I believe that others too lead multiple lives. Complex people playing multiple roles. Like myself there are people who are explorers and criminals, suicidal psychotics and saints, political prisoners and statesmen, actors and men of the cloth. We do not will these beings into existence. These multiple personalities emerge of their own accord. They are directed by our unconscious wishes, fantasies, conflicts and prohibitions. Psychic complexity cripples some lives and enriches others.
The multiple personalities of my self make me especially sensitive to the multiplicity of others.

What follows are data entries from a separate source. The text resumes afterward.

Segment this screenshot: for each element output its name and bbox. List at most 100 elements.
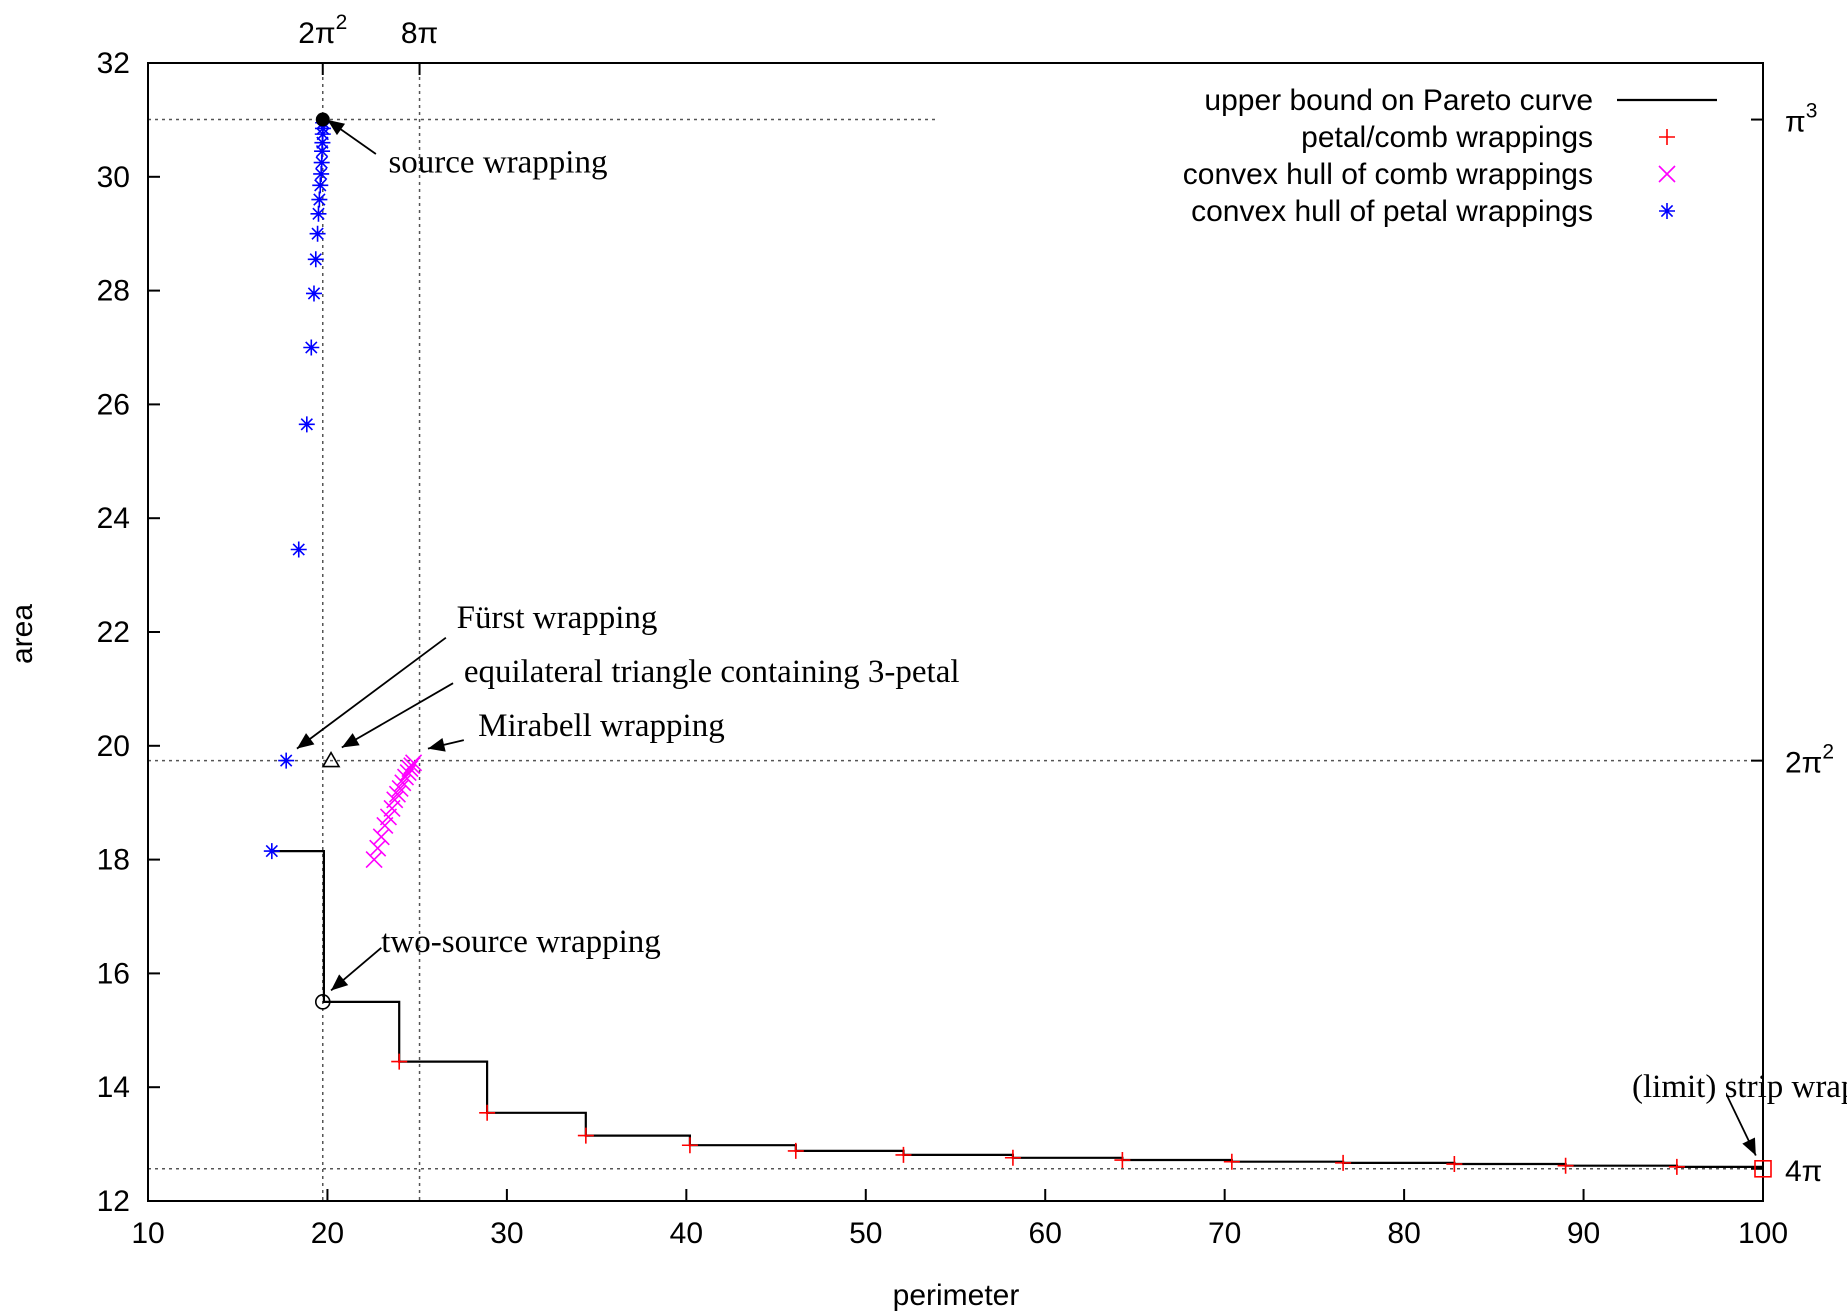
two-source-wrapping-point xyxy=(314,994,331,1010)
annotation-arrowhead xyxy=(1742,1137,1756,1156)
x-tick-label: 70 xyxy=(1208,1217,1241,1250)
x-marker xyxy=(376,816,394,835)
x-marker xyxy=(391,779,409,798)
right-axis-tick-label: 2π2 xyxy=(1785,741,1834,780)
legend-label: convex hull of comb wrappings xyxy=(1183,158,1593,191)
plus-marker xyxy=(479,1104,496,1121)
annotation-label: two-source wrapping xyxy=(381,924,661,960)
x-tick-label: 100 xyxy=(1738,1217,1788,1250)
triangle-point xyxy=(321,750,341,768)
plus-marker xyxy=(1557,1157,1574,1174)
x-tick-label: 20 xyxy=(311,1217,344,1250)
y-tick-label: 28 xyxy=(97,275,130,308)
asterisk-marker xyxy=(313,154,330,171)
plus-marker xyxy=(1223,1153,1240,1170)
right-axis-tick-label: π3 xyxy=(1785,100,1817,139)
y-tick-label: 16 xyxy=(97,957,130,990)
y-tick-label: 30 xyxy=(97,161,130,194)
x-tick-label: 40 xyxy=(670,1217,703,1250)
legend-label: upper bound on Pareto curve xyxy=(1204,84,1593,117)
reference-lines xyxy=(148,63,1763,1201)
x-marker xyxy=(386,791,404,809)
x-marker xyxy=(379,808,398,826)
legend-marker-swatch xyxy=(1658,165,1676,183)
x-tick-label: 90 xyxy=(1567,1217,1600,1250)
asterisk-marker xyxy=(314,134,331,151)
x-tick-label: 10 xyxy=(131,1217,164,1250)
asterisk-marker xyxy=(309,225,326,242)
right-axis-tick-label: 4π xyxy=(1785,1155,1822,1188)
annotation-arrow xyxy=(296,636,447,750)
source-wrapping-point xyxy=(315,112,330,127)
x-tick-label: 80 xyxy=(1387,1217,1420,1250)
annotation-label: Fürst wrapping xyxy=(457,600,658,636)
annotation-label: equilateral triangle containing 3-petal xyxy=(464,654,960,690)
x-axis-label: perimeter xyxy=(893,1279,1020,1312)
x-tick-label: 50 xyxy=(849,1217,882,1250)
legend-marker-swatch xyxy=(1659,203,1675,219)
legend-label: petal/comb wrappings xyxy=(1301,121,1593,154)
series-upper-bound-on-pareto-curve xyxy=(271,850,1763,1168)
asterisk-marker xyxy=(307,251,324,268)
y-tick-label: 14 xyxy=(97,1071,130,1104)
asterisk-marker xyxy=(314,143,331,160)
plus-marker xyxy=(1004,1149,1021,1166)
legend-marker-swatch xyxy=(1659,129,1675,145)
y-tick-label: 32 xyxy=(97,47,130,80)
x-marker xyxy=(369,839,387,857)
y-tick-label: 26 xyxy=(97,388,130,421)
series-convex-hull-of-comb-wrappings xyxy=(365,754,423,869)
plus-marker xyxy=(787,1142,804,1159)
plus-marker xyxy=(1668,1158,1685,1175)
annotation-arrowhead xyxy=(427,737,446,752)
y-tick-label: 12 xyxy=(97,1185,130,1218)
asterisk-marker xyxy=(303,339,320,356)
series-layer xyxy=(263,112,1772,1178)
legend: upper bound on Pareto curve petal/comb wr… xyxy=(1183,84,1717,228)
y-tick-label: 22 xyxy=(97,616,130,649)
x-marker xyxy=(372,828,390,846)
plus-marker xyxy=(681,1137,698,1154)
asterisk-marker xyxy=(305,285,322,302)
annotation-arrow xyxy=(341,682,454,749)
top-axis-tick-label: 8π xyxy=(401,17,438,50)
series-convex-hull-of-petal-wrappings xyxy=(263,114,332,860)
asterisk-marker xyxy=(290,541,307,558)
annotation-label: Mirabell wrapping xyxy=(478,708,725,744)
y-tick-label: 18 xyxy=(97,844,130,877)
x-marker xyxy=(405,754,423,772)
y-axis-label: area xyxy=(6,604,39,664)
asterisk-marker xyxy=(310,205,327,222)
annotation-arrowhead xyxy=(327,119,346,136)
plus-marker xyxy=(895,1146,912,1163)
annotation-label: (limit) strip wrapping xyxy=(1632,1069,1847,1105)
top-axis-tick-label: 2π2 xyxy=(298,11,347,50)
asterisk-marker xyxy=(278,752,295,769)
x-tick-label: 30 xyxy=(490,1217,523,1250)
axis-ticks: 10 20 30 40 50 60 70 80 90 100 12 14 16 18 20 22 24 26 28 3… xyxy=(97,11,1834,1250)
annotation-arrowhead xyxy=(331,974,349,991)
y-tick-label: 24 xyxy=(97,502,130,535)
asterisk-marker xyxy=(313,165,330,182)
asterisk-marker xyxy=(311,191,328,208)
plot-frame xyxy=(147,62,1764,1202)
plus-marker xyxy=(1446,1156,1463,1173)
x-marker xyxy=(394,774,412,792)
annotation-arrowhead xyxy=(341,733,360,748)
legend-label: convex hull of petal wrappings xyxy=(1191,195,1593,228)
plus-marker xyxy=(577,1127,594,1144)
x-tick-label: 60 xyxy=(1029,1217,1062,1250)
plus-marker xyxy=(1335,1154,1352,1171)
pareto-step-line xyxy=(271,850,1763,1168)
annotation-label: source wrapping xyxy=(388,145,607,181)
x-marker xyxy=(365,851,383,869)
plus-marker xyxy=(1114,1152,1131,1169)
y-tick-label: 20 xyxy=(97,730,130,763)
annotation-arrowhead xyxy=(296,733,315,749)
x-marker xyxy=(396,768,415,786)
asterisk-marker xyxy=(312,177,329,194)
series-petal-comb-wrappings xyxy=(391,1053,1685,1175)
annotations-layer: source wrapping Fürst wrapping equilateral… xyxy=(296,119,1847,1156)
x-marker xyxy=(388,785,406,803)
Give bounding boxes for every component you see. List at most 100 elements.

Identity diffusion, like the gift of empathizing, central to such diverse arts as psychotherapy and playwriting is little understood. The special kind of imagination that permits one to imagine another, to put himself in the place of another, involves at the very least some experience of incompletion on the part of the "I," with some hope of closure by way of identification with the "thou," thus often thought in Western culture as a feminine quality. But there is more than this. There is a diffusion of identity to accommodate--an inner gallery of characters, and there is a detached witnessing of the entire process. Put to creative use, such a gallery may issue in the career choice of writer, actor, playwright, or any other artist. Given different dimensions, the outcome may be the practice of psychotherapy. With less good fortune, a self-effacing, indecisive chameleon emerges, with a chronic sense of weakness, suggestibility, fraudulence, or hypocrisy. I myself have ultimately known all these uses of my extraordinary state of multiple selves.